Pour ce qui est de l'argument concernant le suivi médical, il ne présente aucun caractère sérieux en l'absence de communication de documents médicaux, sachant que le centre de rétention dispose d'un service médical qu'il peut consulter s'i l'estime nécessaire et par l'intermédiaire duquel il peut solliciter l'avis du médecin de l'OFII, seul compétent pour se prononcer sur la compatibilité de la mesure de rétention et de la mesure d'éloignement avec son état de santé.

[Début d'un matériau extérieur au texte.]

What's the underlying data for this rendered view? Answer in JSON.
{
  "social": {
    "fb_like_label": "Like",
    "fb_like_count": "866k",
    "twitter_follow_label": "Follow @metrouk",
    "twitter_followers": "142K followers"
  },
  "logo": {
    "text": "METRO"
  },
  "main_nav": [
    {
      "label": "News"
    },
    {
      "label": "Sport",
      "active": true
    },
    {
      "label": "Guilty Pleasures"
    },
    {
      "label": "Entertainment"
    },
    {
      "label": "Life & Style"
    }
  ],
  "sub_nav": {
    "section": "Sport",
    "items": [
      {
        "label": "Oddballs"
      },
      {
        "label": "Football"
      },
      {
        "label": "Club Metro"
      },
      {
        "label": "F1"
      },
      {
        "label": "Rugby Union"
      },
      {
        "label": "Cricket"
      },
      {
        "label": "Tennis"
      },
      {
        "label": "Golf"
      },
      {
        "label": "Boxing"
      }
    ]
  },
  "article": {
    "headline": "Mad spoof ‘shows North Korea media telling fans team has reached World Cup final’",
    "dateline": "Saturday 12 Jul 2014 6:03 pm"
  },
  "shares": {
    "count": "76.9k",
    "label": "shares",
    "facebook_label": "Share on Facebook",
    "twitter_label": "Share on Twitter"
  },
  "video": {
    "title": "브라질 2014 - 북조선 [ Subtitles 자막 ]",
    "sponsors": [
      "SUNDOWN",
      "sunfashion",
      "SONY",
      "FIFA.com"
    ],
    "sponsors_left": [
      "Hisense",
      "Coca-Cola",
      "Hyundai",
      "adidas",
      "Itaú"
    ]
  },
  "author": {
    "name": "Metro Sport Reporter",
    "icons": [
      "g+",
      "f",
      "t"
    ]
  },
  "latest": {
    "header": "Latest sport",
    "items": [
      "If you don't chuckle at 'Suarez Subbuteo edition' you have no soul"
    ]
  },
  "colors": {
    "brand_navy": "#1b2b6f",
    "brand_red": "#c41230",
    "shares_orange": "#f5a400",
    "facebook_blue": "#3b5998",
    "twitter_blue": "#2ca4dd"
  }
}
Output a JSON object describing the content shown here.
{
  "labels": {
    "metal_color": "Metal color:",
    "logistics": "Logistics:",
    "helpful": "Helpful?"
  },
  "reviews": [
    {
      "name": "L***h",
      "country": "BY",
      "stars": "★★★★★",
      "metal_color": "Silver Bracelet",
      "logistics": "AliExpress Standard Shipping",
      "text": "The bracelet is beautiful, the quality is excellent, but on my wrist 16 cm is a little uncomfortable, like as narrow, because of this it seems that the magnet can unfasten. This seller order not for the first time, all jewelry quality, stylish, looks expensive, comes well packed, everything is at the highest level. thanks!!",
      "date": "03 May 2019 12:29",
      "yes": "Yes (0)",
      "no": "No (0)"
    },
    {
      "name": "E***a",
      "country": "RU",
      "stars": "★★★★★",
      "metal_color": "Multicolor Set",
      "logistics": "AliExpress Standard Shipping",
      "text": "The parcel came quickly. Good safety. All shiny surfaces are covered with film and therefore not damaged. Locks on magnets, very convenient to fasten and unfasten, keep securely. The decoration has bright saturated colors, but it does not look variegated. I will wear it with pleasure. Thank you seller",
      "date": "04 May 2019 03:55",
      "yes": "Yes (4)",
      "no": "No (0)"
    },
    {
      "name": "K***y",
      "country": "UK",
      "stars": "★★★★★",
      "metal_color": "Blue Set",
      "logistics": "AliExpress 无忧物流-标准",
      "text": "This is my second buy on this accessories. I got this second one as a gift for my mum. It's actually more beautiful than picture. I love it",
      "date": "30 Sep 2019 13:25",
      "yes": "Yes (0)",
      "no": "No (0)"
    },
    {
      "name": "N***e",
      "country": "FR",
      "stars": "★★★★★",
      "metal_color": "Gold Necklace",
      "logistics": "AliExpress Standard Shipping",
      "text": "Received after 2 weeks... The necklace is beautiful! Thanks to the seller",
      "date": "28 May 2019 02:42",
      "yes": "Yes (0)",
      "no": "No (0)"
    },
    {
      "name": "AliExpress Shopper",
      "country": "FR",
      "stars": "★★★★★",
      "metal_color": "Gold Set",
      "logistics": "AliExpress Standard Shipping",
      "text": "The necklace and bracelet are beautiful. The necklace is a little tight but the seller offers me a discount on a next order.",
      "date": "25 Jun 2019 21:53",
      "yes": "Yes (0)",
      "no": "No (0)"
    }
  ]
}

Par ailleurs, l'argument selon lequel les faits pour lesquels il a été interpellé n'ont pas donné lieu à poursuites pénales est non fondé en droit dès lors que le fait d'avoir fait l'objet d'un signalement par les services de police caractérise un trouble à l'ordre public.
Enfin, M. [F] [N] ne justifie d'aucun argument réel et sérieux démontrant le caractère disproportionné de son placement en rétention en l'absence de garanties de réprésentation caractérisées par l'absence de documents d'identité ou de voyage en cours de validité et d'éléments caractérisant une adresse effective et permanente à l'usage exclusif de son habitation, étant précisé que lors que son audition par les policiers il n'a déclaré qu'une adresse postable auprès d'une association et produit une attestation d'hébergement chez M. [O] [B] - [Adresse 1] sans qu'aucune précision ne soit apportée à ce titre dans son audition.
PAR CES MOTIFS
DÉCLARONS l'appel irrecevable
ORDONNONS la remise immédiate au procureur général d'une expédition de la présente ordonnance.
Fait à Paris le 26 septembre 2023 à 09h10
LE GREFFIER, LE PRÉSIDENT,
REÇU NOTIFICATION DE L'ORDONNANCE ET DE L'EXERCICE DES VOIES DE RECOURS :
Pour information :
L'ordonnance n'est pas susceptible d'opposition.
Le pourvoi en cassation est ouvert à l'étranger, à l'autorité administrative qui a prononcé le maintien en zone d'attente ou la rétention et au ministère public.
Le délai de pourvoi en cassation est de deux mois à compter de la notification.
Le pourvoi est formé par déclaration écrite remise au secrétariat greffe de la Cour de cassation par l'avocat au Conseil d'Etat et à la Cour de cassation constitué par le demandeur.
Notification effectuée aux parties par LRAR ou télécopie et/ou courriel.